Alas, the suspense generated by this hourlong work, which had its New York premiere at Abrons Arts Center on Thursday, is less “what’s going to happen?” than “how long is this going to go on?”
It starts with the house lights still up, as Marikiscrycrycry — the performance persona of Malik Nashad Sharpe, a New Yorker who lives in London — slides onstage wearing sneakers, tight jean shorts and a collar trailing a long braid down his bare back. Facing away from the audience, he rolls his hips, undulates his ripped torso and thrusts his pelvis to dancehall music. He could almost be a fitness instructor, mutely leading a class in the Caribbean dance called wining, except for the voice from a hanging loudspeaker that periodically cuts in, saying “Number 222, go into the shower.”
Eventually, after a blackout, he slips behind a plastic screen and poses in silhouette: now an Olympian, now a hanging man. The shadows separate and intriguingly multiply until finally the screen is splattered with red liquid, again and again. This isn’t scary. It’s like Action Painting with pauses.

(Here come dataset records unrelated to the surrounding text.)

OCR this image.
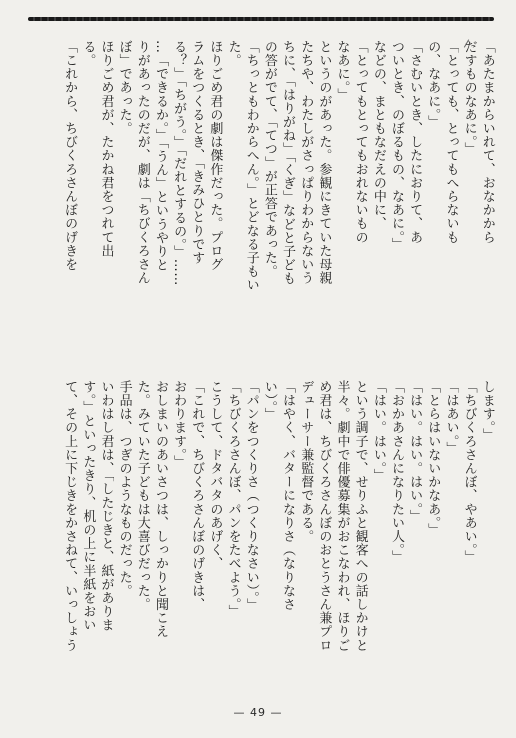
— 49 —
「あたまからいれて、おなかから
だすものなあに。」
「とっても、とってもへらないも
の、なあに。」
「さむいとき、したにおりて、あ
ついとき、のぼるもの、なあに。」
などの、まともなだえの中に、
「とってもとってもおれないもの
なあに。」
というのがあった。参観にきていた母親
たちや、わたしがさっぱりわからないう
ちに、「はりがね」「くぎ」などと子ども
の答がでて、「てつ」が正答であった。
「ちっともわからへん。」とどなる子もい
た。
ほりごめ君の劇は傑作だった。プログ
ラムをつくるとき、「きみひとりです
る？」「ちがう。」「だれとするの。」……
…「できるか。」「うん」というやりと
りがあったのだが、劇は「ちびくろさん
ぼ」であった。
ほりごめ君が、たかね君をつれて出
る。
「これから、ちびくろさんぼのげきを
します。」
「ちびくろさんぼ、やあい。」
「はあい。」
「とらはいないかなあ。」
「はい。はい。はい。」
「おかあさんになりたい人。」
「はい。はい。」
という調子で、せりふと観客への話しかけと
半々。劇中で俳優募集がおこなわれ、ほりご
め君は、ちびくろさんぼのおとうさん兼プロ
デューサー兼監督である。
「はやく、バターになりさ（なりなさ
い）。」
「パンをつくりさ（つくりなさい）。」
「ちびくろさんぼ、パンをたべよう。」
こうして、ドタバタのあげく、
「これで、ちびくろさんぼのげきは、
おわります。」
おしまいのあいさつは、しっかりと聞こえ
た。みていた子どもは大喜びだった。
手品は、つぎのようなものだった。
いわはし君は、「したじきと、紙がありま
す。」といったきり、机の上に半紙をおい
て、その上に下じきをかさねて、いっしょう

And it’s no more startling when Sharpe tears through the plastic, his face dripping fake blood. He sits in a pile of trash, facing away again, and recites a monologue about murdering his friends with cyanide. Despite the queer sex, this isn’t writing on the level of Dennis Cooper, and Sharpe’s awkward delivery invokes giggles rather than discomfort.
Later, he sings (pretty well) some Britney Spears and Keyshia Cole. After the loudspeaker warns that he will be punished, he twitches to the sound of gunshots and falls on his face. When a different voice commands him to show “that Black ass,” he dances as at the beginning, this time with his shorts pulled down.
An associate artist at the Place, a leading dance institution in London, Sharpe has attracted attention and critical praise in Europe and Canada. He has something on his mind in “Goner,” something about how society creates monsters, discarding those considered goners as if they were trash. He’s clearly thinking about how bodies like his are viewed (and maybe about the horror films of Jordan Peele).
But while he gives himself a workout, those ideas remain theatrically inert. “Goner” is body horror without horror, and though Sharpe’s body is at the center, the dance is still in his head.